Mr Walczak also requested that selectmen entertain the possibility of developing a report to outline possible future costs related to Fairfield Hills.

“We have no sense of a cost to complete it. Will it be $5 million, $10 million, $20 million?” the commissioner asked.

Mr Walczak also chatted at length with the selectmen about the possibility of a future expansion or relocation of Police Headquarters, possibly to Fairfield Hills.

During the regular selectmen’s meeting May 4, the board sealed the deal on a new high school expansion by completing the last legal step in the process by approving the bonding.

Mr Rosenthal moved the motion, but questioned why the town had to bond the full $38.8 million approved by voters, when the Public Building and Site Commission verified the project bids came in $1.1 million under budget.

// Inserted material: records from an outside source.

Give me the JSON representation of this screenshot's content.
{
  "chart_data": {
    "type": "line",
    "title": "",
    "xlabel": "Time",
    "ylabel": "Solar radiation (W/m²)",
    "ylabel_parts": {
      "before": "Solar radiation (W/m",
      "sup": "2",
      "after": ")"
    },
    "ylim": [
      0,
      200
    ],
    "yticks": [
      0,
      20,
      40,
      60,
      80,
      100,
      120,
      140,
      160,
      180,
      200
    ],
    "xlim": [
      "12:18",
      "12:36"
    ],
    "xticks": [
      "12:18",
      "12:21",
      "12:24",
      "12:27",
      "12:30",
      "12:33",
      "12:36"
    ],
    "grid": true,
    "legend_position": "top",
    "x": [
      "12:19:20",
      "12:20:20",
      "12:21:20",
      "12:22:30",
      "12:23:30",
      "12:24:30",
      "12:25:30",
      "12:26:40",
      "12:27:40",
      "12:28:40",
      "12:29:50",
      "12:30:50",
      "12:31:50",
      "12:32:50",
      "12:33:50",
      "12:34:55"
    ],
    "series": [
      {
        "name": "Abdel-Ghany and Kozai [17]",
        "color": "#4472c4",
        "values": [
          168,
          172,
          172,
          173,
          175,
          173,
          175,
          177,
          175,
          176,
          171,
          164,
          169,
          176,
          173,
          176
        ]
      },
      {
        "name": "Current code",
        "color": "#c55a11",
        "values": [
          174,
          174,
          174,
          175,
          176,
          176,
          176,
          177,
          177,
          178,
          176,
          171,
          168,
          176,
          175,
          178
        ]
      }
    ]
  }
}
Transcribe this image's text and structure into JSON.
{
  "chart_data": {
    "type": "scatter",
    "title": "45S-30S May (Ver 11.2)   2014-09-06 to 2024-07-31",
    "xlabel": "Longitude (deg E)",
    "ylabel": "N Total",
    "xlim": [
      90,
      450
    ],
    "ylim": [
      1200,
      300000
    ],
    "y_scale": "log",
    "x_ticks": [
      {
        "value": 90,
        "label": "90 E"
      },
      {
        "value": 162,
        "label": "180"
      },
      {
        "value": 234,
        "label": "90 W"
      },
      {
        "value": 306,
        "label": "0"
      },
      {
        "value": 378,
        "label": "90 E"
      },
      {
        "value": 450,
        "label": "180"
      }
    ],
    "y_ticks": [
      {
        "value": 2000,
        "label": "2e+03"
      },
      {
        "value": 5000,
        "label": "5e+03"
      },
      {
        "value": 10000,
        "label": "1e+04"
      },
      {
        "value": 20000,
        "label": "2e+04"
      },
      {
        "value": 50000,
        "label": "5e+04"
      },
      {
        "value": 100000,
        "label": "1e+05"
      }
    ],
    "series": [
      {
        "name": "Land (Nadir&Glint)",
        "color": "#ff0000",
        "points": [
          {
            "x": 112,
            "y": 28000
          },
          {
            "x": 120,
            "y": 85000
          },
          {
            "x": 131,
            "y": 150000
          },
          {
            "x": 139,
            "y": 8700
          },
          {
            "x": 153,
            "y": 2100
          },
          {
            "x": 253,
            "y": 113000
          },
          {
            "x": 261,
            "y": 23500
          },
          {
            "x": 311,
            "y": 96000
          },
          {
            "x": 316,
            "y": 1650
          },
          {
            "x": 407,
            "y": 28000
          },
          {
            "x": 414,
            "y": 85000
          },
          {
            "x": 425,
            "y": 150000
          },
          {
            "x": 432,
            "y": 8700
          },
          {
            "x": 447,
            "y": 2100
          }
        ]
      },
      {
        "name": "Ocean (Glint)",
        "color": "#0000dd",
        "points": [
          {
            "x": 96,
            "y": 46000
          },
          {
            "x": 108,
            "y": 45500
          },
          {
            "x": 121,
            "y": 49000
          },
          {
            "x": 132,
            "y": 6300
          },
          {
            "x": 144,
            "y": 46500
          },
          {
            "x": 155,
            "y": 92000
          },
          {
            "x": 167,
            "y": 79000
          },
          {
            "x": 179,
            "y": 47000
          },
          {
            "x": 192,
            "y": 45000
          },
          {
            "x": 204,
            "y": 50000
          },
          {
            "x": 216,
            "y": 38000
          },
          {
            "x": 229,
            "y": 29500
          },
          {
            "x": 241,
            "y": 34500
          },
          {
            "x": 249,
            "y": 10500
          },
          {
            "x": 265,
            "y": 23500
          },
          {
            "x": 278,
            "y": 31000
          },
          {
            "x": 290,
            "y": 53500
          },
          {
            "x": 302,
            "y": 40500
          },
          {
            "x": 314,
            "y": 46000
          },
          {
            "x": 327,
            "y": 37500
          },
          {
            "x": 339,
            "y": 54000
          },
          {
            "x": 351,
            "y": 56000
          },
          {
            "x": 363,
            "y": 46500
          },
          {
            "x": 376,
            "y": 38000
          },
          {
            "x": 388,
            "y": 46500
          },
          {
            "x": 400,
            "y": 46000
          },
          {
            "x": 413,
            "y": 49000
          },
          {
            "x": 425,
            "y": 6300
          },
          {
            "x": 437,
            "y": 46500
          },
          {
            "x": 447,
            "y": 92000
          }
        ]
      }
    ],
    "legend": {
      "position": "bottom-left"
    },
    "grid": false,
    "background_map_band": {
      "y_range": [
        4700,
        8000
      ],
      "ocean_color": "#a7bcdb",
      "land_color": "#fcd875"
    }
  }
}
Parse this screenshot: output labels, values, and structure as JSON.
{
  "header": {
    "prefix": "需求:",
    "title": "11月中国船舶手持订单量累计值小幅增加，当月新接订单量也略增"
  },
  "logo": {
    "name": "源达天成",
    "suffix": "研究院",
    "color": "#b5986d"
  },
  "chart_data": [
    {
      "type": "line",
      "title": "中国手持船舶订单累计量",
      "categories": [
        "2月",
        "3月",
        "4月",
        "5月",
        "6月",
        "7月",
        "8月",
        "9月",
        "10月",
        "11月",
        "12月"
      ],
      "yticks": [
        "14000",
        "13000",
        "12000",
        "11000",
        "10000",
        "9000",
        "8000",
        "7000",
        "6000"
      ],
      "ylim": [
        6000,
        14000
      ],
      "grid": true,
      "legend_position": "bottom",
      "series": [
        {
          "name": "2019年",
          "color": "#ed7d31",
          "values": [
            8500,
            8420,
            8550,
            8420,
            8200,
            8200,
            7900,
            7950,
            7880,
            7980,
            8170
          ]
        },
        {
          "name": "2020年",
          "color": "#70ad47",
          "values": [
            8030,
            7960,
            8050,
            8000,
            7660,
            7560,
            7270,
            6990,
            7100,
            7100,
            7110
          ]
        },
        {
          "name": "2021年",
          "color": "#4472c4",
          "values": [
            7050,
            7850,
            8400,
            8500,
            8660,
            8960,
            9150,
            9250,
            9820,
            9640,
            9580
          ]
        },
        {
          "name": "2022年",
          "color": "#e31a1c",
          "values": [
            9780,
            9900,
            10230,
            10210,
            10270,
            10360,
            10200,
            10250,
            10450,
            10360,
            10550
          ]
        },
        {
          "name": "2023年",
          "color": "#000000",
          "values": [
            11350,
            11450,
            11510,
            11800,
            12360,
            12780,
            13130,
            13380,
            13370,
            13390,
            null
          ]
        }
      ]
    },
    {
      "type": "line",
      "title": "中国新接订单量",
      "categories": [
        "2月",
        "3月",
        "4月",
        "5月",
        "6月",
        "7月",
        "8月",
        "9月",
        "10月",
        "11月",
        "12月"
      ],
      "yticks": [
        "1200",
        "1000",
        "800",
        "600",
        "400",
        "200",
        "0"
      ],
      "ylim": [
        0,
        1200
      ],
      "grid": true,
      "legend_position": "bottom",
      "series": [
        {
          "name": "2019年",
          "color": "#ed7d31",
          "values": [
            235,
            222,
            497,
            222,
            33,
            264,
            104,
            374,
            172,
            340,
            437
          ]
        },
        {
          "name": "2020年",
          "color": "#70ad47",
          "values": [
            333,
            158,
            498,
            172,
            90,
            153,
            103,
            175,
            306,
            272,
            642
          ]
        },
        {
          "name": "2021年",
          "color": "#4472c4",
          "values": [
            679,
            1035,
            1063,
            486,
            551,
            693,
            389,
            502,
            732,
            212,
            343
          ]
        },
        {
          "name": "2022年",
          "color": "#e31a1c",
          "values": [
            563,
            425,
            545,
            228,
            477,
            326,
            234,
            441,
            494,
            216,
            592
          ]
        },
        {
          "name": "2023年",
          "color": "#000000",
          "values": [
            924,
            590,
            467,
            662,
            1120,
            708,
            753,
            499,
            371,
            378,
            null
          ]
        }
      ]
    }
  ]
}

Mr Borst said that the town’s bond counsel issued a ruling that selectmen would have to begin the entire bonding procedure from the beginning if they changed the amount of the bond at this final stage. Town Finance Director Robert Tait then reassured the selectmen that any bonding would be made to meet expenses as presented, and that in the unlikely event of slightly overbonding, the surplus would immediately be applied to reducing the debt service line in the next year’s budget.

He confirmed that the $1.1 million difference between the approved bonding and the final bids would not go into a building contingency fund administered by the school district.

Selectman Mangiafico heralded the outcome of the bidding, which dropped the estimated cost for construction more than $7 million since the original bids for the project were calculated in 2008.

“This is good news coming out of the country’s economic downfall,” Mr Mangiafico said.